Car les engrais disponibles, naturels et chimiques sont rares et chers. L’énergie du lac pourrait enfin doper le secteur de la construction en alimentant les futures cimenteries de Mashyuza (Rwanda) et de Katana (RDC). L’augmentation de la desserte électrique encore très faible (9 % en RDC et 16 % au Rwanda) est un autre enjeu. Il suppose que les investissements nécessaires soient réalisés dans le domaine de la distribution, remarque le politologue du Musée royal d’Afrique centrale, Théodore Trefon.
Un accueil favorable
Dans l’ensemble, l’exploitation du méthane est favorablement accueillie sur les deux rives même si les pêcheurs sont un peu circonspects. Certains craignent que l’extraction du méthane du lac n’ait une influence sur l’acidité de l’eau et favorise le développement des algues susceptible de gêner la reproduction des poissons.
A la mi-avril 2016, le professeur Charles Balagizi, responsable du Département de Géochimie de l’Observatoire vulcanologique de Goma, s’est évertué à apaiser les craintes de riverains à propos du changement de couleur des eaux lacustres qui ont soudain viré du bleu au vert. "C’est un phénomène saisonnier qui n’a rien à voir avec les volcans qui l’entourent moins encore avec le gaz" , a-t-il précisé, expliquant que la situation observée était imputable à la remontée à la surface d’une eau riche en matières dissoutes.
Une technologie révolutionnaire pour prévenir la catastrophe
Tout a commencé avec l’expédition scientifique menée en 1935 par le professeur en sciences zoologiques, Hubert Damas, de l’Université de Liège, qui a identifié la présence de méthane et de CO2 dans le Lac Kivu d’une profondeur abyssale de 482 mètres.

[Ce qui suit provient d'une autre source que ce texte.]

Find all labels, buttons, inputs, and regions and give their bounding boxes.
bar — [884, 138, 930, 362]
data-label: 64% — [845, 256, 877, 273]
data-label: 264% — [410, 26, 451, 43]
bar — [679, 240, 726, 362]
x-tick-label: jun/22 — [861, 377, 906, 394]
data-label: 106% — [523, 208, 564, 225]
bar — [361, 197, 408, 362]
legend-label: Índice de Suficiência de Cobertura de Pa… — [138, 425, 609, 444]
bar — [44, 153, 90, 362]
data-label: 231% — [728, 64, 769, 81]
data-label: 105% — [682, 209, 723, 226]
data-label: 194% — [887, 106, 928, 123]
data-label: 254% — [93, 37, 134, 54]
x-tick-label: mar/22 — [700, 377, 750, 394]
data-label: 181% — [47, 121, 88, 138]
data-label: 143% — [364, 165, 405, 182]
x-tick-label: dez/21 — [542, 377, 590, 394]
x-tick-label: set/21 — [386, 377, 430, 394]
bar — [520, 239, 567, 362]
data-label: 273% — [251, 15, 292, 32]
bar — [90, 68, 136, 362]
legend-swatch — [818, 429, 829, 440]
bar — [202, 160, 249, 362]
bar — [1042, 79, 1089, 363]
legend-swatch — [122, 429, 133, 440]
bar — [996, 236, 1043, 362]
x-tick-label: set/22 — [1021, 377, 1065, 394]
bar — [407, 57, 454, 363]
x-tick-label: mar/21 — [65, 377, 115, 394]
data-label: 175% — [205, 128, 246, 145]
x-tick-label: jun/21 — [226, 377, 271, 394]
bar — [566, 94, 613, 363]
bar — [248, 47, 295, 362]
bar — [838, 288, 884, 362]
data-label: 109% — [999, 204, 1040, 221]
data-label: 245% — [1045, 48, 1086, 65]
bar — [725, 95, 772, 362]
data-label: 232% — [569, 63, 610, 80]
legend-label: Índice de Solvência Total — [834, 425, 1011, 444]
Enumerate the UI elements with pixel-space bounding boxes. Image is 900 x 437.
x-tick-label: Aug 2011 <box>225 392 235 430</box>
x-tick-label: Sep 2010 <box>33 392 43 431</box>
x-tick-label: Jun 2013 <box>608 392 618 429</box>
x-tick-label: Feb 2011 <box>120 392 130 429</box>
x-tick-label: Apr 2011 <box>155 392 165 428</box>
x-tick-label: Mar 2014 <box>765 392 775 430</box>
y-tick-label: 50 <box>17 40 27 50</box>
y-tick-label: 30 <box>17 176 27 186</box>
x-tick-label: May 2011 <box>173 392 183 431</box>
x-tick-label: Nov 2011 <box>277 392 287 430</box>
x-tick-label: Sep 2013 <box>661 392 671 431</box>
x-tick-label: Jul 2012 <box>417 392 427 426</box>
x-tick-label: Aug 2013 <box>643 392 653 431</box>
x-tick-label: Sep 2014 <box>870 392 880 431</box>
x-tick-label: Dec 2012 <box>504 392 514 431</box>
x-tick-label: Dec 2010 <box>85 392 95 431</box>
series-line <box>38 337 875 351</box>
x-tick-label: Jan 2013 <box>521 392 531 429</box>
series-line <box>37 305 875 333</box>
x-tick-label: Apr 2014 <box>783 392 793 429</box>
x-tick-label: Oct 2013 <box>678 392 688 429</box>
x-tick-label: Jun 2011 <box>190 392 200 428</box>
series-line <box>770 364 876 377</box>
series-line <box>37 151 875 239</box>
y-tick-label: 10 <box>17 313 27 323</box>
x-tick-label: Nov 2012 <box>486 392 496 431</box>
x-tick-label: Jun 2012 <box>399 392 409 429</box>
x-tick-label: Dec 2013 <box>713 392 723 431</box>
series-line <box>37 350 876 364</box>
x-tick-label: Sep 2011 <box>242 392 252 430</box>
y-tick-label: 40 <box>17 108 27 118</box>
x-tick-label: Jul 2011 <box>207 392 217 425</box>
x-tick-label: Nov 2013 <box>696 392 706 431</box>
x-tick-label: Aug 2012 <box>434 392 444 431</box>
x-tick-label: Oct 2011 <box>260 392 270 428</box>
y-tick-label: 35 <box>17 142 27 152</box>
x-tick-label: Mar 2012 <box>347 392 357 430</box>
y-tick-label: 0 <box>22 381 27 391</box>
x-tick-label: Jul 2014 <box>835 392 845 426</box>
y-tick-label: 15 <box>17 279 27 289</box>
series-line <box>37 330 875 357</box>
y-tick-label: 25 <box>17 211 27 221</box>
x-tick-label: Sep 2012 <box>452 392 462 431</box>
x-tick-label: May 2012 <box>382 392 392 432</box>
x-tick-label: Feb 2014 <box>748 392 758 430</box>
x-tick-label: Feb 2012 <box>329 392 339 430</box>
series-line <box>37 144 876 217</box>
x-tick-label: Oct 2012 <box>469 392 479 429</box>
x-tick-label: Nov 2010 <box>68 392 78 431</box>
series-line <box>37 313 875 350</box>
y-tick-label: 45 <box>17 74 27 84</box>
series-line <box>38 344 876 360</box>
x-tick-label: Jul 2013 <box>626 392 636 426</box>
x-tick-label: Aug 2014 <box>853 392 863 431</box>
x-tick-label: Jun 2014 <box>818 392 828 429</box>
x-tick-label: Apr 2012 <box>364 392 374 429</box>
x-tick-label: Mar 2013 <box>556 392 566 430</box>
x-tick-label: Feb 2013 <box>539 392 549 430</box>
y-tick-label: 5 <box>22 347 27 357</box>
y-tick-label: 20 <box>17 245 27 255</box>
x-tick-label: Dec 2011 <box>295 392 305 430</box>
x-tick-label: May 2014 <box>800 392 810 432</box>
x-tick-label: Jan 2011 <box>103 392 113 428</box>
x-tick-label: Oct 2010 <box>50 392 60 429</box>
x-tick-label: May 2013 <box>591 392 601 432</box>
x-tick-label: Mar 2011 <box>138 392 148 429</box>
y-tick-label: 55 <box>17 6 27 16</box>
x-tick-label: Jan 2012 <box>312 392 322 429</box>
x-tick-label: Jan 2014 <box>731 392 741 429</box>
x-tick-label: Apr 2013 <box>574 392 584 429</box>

Après le tracé en 1960 de la première carte bathymétrique par l’océanographe André Capart, de l’Université de Louvain, une usine-pilote fut construite en 1963 au Cap Rubona, près de la ville rwandaise de Gisenyi, par l’Union chimique belge pour le compte de la brasserie locale.
Aujourd’hui, les scientifiques estiment que le lac contient des réserves de méthane estimées à 55 milliards de m3 - de quoi produire 700 MW durant une centaine d’années - ainsi que d’autres gaz, dont du gaz carbonique et de l’azote en grandes quantités.
L’exploit des ingénieurs de ContourGlobal réside dans la mise au point d’une unité d’extraction de taille industrielle à bord d’une péniche ancrée à 13 km de la rive, près de Kibuye (Rwanda). Elle permet de réduire de 35 à 2 bars la pression des eaux chargées en méthane et en CO2 grâce à un séparateur de gaz puis à l’évacuer par gazoduc vers la centrale électrique onshore.
Le risque de saturation éloigné
Les scientifiques ayant planché sur le dossier s’accordent à reconnaître que l’exploitation est non seulement économiquement souhaitable mais aussi indispensable pour éviter une catastrophe majeure. Car au fil des ans, la concentration de méthane augmente. Son extraction éloigne du coup la perspective d’une saturation du lac et la probabilité d’une éruption brutale de gaz. Provoquée par une rupture de l’équilibre entre les nappes dans les eaux du lac, notamment en cas de coulée de lave du volcan Nyiaragongo qui surplombe Goma.
Un des scénarios-catastrophe serait un dégazage brutal, tel celui survenu en 1986 au Cameroun, lorsqu’un nuage de CO2 asphyxia subitement 1 800 riverains du lac Nyos en 1986. Or, lors de l’éruption du Nyiragongo en 2002, la lave s’est arrêtée à 8 km du lac. Il y a aussi le risque que s’embrase le méthane parvenu à la surface, avertit le Professeur Robert Hecky de l’Observatoire des Grands Lacs de l’Université du Minnesota. Dès 2005, le professeur Michel Halbwachs de l’Université de Savoie et plusieurs de ses collègues avaient prévenu qu’à la fin du XXIe siècle, une explosion pourra se produire à tout moment.